Aggregation and the formation of oligomeric intermediates of amyloid-β at the membrane interface of neuronal cells are implicated in the cellular toxicity and pathology of Alzheimer’s disease. Small molecule compounds have been shown to sup-press amyloid aggregation and cellular toxicity, but often the presence of lipid membrane negate their activity. A high throughput screen of 1,800 small molecules was performed to search for membrane active inhibitors and 21 primary hits were discovered. Through the use of fluorescence-based assays, transmission electron microscopy, and dot blot assays the initial 21 primary hits were narrowed down to 5 lead compounds.

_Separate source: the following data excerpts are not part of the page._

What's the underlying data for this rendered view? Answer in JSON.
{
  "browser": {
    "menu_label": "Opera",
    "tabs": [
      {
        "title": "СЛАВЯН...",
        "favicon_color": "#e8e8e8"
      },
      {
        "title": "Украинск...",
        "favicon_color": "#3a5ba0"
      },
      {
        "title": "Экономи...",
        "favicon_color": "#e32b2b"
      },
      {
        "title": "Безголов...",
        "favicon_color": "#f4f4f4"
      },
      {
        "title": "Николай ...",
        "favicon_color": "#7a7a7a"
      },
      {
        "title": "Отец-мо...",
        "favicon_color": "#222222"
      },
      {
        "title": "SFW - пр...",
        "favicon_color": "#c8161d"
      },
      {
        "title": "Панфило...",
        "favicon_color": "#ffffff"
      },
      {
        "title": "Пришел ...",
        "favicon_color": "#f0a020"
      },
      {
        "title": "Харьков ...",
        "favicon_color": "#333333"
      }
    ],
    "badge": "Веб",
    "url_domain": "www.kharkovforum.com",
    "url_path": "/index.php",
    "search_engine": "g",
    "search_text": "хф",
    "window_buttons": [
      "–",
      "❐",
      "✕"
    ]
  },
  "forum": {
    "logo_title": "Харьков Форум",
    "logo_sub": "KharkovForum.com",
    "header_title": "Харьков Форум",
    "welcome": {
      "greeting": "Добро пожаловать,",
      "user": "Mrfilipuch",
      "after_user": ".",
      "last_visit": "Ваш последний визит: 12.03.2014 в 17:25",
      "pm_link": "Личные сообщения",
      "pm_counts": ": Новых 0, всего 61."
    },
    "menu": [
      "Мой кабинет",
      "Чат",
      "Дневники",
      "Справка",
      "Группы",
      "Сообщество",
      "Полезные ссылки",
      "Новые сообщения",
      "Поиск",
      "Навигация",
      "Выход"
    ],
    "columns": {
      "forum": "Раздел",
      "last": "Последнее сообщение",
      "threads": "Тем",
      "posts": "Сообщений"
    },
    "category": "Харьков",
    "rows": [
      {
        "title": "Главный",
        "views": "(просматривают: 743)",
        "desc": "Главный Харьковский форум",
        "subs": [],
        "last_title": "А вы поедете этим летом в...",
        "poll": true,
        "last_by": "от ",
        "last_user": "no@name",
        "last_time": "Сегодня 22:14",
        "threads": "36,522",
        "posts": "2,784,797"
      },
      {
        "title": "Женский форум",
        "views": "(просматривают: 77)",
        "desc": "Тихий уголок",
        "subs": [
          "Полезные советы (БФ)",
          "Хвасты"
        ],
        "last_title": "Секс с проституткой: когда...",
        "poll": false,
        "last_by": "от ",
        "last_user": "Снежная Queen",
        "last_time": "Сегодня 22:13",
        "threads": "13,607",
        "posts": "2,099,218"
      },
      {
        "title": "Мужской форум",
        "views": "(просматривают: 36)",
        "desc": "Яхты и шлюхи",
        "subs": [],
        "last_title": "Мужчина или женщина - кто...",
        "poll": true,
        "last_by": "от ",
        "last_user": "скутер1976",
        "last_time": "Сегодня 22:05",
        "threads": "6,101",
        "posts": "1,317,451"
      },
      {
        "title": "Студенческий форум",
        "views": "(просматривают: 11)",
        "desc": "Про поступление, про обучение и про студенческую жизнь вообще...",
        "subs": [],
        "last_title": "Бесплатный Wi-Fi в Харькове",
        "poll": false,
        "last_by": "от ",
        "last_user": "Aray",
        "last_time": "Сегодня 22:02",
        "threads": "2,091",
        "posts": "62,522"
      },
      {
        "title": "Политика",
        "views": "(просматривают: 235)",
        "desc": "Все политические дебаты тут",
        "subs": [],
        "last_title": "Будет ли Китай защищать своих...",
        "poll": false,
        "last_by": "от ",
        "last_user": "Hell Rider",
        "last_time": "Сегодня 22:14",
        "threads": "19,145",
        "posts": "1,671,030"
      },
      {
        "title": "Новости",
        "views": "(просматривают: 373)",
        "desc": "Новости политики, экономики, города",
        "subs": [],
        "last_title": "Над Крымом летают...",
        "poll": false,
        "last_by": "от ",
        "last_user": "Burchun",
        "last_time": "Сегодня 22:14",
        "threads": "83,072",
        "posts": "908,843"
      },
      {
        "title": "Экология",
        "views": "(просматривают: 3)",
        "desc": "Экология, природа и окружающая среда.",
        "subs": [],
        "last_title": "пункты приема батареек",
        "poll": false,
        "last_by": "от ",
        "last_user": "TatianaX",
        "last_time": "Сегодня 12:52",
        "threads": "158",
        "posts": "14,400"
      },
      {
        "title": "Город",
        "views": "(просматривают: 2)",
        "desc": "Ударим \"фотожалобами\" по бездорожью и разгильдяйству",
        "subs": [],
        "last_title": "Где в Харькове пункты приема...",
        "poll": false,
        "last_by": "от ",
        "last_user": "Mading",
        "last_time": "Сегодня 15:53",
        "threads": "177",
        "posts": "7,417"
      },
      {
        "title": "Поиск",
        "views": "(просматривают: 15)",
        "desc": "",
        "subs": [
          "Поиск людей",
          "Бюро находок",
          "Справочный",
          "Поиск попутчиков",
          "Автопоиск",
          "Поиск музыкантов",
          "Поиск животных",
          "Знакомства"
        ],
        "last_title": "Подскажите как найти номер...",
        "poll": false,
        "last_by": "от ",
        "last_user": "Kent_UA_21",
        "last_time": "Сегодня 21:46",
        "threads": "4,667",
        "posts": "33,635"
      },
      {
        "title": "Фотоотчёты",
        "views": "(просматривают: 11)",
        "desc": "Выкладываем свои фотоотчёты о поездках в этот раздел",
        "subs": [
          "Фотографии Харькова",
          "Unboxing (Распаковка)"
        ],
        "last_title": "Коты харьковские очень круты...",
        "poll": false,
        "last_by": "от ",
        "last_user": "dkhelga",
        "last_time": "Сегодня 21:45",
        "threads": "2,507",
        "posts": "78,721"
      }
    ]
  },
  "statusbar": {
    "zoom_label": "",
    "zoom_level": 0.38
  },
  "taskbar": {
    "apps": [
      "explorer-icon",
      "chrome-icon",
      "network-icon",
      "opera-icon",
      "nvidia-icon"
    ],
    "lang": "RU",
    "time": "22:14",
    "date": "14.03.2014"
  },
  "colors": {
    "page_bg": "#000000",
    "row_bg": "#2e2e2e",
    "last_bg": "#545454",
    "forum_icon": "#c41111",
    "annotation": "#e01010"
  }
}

NMR and circular dichroism experiments were used for further confirmation of amyloid inhibition at the membrane interface and to obtain insights into the secondary structure of amyloid-β, while size exclusion chromatography was used to characterize the size of Aβ species. Lastly, dye leakage assays allowed for understanding as to how the addition of the 5 lead compounds affected amyloid-β’s ability to permeate the lipid bilayer. These results provide insights into small molecules that stabilize small amyloid species in the presence of membranes for the development of tool compounds for deeper investigations of these transient species.